Downy birch is found on damper soils than silver birch, and can even tolerate waterlogged or peaty conditions. Its range is more northerly and western than silver birch, and it can grow at higher elevations. Mature trees can grow up to 30 meters tall forming a light canopy with elegant dropping branches.
Birch woods (which may include downy or silver birch, or both) have a light, open canopy, providing the perfect conditions for grasses, mosses, wood anemone, bluebells, wood sorrel and violets to grow.
Downy birch provides food and habitat for more than 300 insect species – the leaves attract aphids, providing food for ladybirds and other species further up the food chain, and are also a food plant for the caterpillars of many moths, including the angle-shades, buff tip, pebble hook-tip, and Kentish glory. Birch trees are particularly associated with specific fungi including fly agaric, woolly milk cap, birch milk cap, birch brittlegill, birch knight, chanterelle and the birch polypore (razor strop).
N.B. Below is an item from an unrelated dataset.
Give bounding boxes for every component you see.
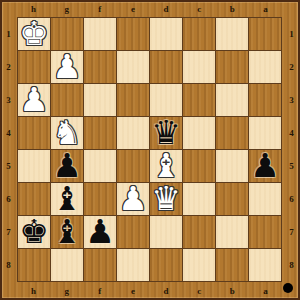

Woodpeckers and other hole-nesting birds often nest in the trunk, while the seeds are eaten by siskins, greenfinches and redpolls.
— Scots Pine
An evergreen conifer native to northern Europe, and is one of just three conifers native to the UK.
In 2014, a consultation to choose a national tree for Scotland found that the Scots pine was the clear favourite, with more than 52% of all responses opting for the tree. The decision has been widely seen as important recognition for the country’s trees and woodland which face increasing threats from climate change, pests and diseases.
The Caledonian Forest is a priority habitat under the UK Biodiversity Action Plan and is home to rare species such as the creeping lady’s tresses and lesser twayblade orchids, the Scottish wood ant and Rannoch looper, and the capercaillie, crested tit and Scottish crossbill. Mammals include the red squirrel, pine marten and Scottish wildcat.
— Sessile Oak
A deciduous broadleaf tree native to the UK and most of Europe.
The sessile oak is so-named because, unlike the English, or pedunculate oak, its acorns are not carried on stalks (peduncles) but directly on the outer twigs (sessile).
Whether sessile or pedunculate, oak trees support more wildlife than any other native trees. They provide a habitat for more than 280 species of insect, which provides food for birds and other predators. The bark also provides a habitat for mosses, lichens and liverworts, and deadwood cavities for nesting birds and roosting bats. The acorns are eaten by a number of birds and mammals including the jay, badger and red squirrel.
Flower and leaf buds of English oak and sessile oak are the foodplants of the caterpillars of purple hairstreak butterflies.
The soft leaves break down with ease in autumn and form a rich leaf mould beneath the tree, supporting beetles and numerous fungi, such as the oakbug milkcap.
A deciduous tree native in the UK and across Europe.
Also known as the May-tree due to its flowering period, it is the only British plant named after the month in which it blooms.
Common hawthorn can support more than 300 insects and is the foodplant for caterpillars of many moths. Its flowers are eaten by dormice and provide nectar and pollen for bees and other pollinating insects. The haws are rich in antioxidants and are eaten by many migrating birds such as redwings, fieldfares and thrushes, as well as small mammals. The dense thorny foliage makes fantastic nesting shelter for many species of bird.